As an Arts Graduate from the University of Technology Sydney I was disappointed by the government’s recent decision to more than double the price of Humanities, Arts, and Social Sciences (HASS) degrees.

It is difficult to reconcile the disproportionate debt HASS students will face upon completing their degrees. Regardless of the skills the Australian job market is in short supply of, to effectively penalise a student for their interests and aptitudes seems a great injustice, particularly when HASS students are often those tasked with fostering more just communities and societal values.

After my initial outrage and dismay at the thought of future critical thinkers – a key HASS skill, as has been pointed out by many in this debate – choosing alternative disciplines to study for fear of higher levels of debt, I looked into the research the policy was founded on, which originated from a report by Deloitte Access Economics.

It is concerning, to say the least, that some of the data from this report was incomplete and thus skewed the outcome. This fact potentially negates the basis of the policy, calling into question the legitimacy of fee increases. Irrespective of whether or not the policy is morally legitimate, I am sceptical it will have the intended effect of attracting fewer candidates to HASS.

The Financial Review pointed out that it may make financial sense for universities to offer more places in HASS subjects that cost students more, particularly at a time when government subsidies to universities are decreasing.

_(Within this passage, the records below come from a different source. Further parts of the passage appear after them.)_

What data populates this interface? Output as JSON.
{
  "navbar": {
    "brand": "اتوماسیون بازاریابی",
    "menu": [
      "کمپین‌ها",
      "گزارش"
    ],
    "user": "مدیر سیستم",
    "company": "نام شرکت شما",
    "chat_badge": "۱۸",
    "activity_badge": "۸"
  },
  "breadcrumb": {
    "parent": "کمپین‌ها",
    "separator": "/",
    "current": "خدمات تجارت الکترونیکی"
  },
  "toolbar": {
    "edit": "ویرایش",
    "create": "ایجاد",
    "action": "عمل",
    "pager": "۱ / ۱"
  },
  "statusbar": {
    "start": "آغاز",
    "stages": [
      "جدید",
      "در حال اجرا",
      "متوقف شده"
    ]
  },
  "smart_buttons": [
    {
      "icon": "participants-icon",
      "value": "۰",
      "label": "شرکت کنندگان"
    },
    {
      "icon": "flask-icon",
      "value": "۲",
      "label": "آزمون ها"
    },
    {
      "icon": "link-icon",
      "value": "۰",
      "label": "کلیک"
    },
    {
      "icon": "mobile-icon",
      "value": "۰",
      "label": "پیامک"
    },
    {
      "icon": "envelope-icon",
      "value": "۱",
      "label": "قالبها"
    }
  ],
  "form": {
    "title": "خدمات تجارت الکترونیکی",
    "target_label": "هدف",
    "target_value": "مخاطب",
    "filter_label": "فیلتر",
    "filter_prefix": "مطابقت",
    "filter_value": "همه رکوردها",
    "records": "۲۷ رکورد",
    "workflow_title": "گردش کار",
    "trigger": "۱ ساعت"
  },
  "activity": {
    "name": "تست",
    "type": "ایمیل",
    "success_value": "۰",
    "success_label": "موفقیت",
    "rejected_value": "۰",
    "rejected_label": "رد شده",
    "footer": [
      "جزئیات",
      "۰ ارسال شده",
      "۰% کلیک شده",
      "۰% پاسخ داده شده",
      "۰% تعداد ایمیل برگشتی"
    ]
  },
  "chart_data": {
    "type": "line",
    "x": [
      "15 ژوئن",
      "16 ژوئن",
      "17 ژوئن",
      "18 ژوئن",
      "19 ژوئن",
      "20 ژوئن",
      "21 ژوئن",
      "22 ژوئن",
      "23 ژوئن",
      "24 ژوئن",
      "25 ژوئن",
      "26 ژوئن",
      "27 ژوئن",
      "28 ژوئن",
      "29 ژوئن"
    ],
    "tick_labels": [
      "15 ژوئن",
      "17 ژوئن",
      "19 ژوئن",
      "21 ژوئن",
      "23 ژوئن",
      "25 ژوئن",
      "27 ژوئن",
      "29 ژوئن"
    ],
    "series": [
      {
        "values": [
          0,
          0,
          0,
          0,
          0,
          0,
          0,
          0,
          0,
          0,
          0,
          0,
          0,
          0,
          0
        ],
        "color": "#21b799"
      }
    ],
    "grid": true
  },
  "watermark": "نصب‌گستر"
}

On an anecdotal level, I don’t recall myself nor my friends ever considering how large our HECS debts would be when selecting our university preferences. Of course, this is not to say that reflection on your prospective job-readiness and debt after completing your chosen degree is not necessary nor beneficial.

As was pointed out by the Deputy Chancellor of ANU, encouraging Arts students to select a broader range of cross-disciplinary subjects could result in positive outcomes.

In my own experience, having completed a Bachelor of Arts (Global Studies) and currently undertaking a Masters of Commerce (Economics) cross-disciplinary study is a great way to expand your mind, apply and build upon previously honed skills, and move away from siloed thinking, as well as a way to make yourself more employable.

There are clearly obvious benefits to cross-disciplinary study; however, to imply that Arts degrees alone do not produce ‘job-relevant skills’ is a stretch, if not a fallacy, when you consider the World Economic Forum’s Top 10 Skills Needed to Thrive in the Fourth Industrial Revolution.

I believe that I am a fundamentally more curious and agile learner because of the skills I learnt from my Arts degree, which brings me to my last point – if the government is trying to discourage young people from studying HASS, what does this say about the future of our democracy?

Arts students are typically taught to be inquisitive and questioning of political, economic and social processes, essential qualities to a healthy and fair democracy.

Contextualising the recent $84 million cuts to the ABC alongside HASS degree fee-increases paints a scary picture of the future of Australian democracy.

Aside from feeling sorry for fee-fearing students who may not get the thrill of broadening their minds through the challenging ideas presented in HASS subjects, I can’t escape the thought that the government is trying to create a generation of ‘quiet Australians’, a disturbing thought indeed.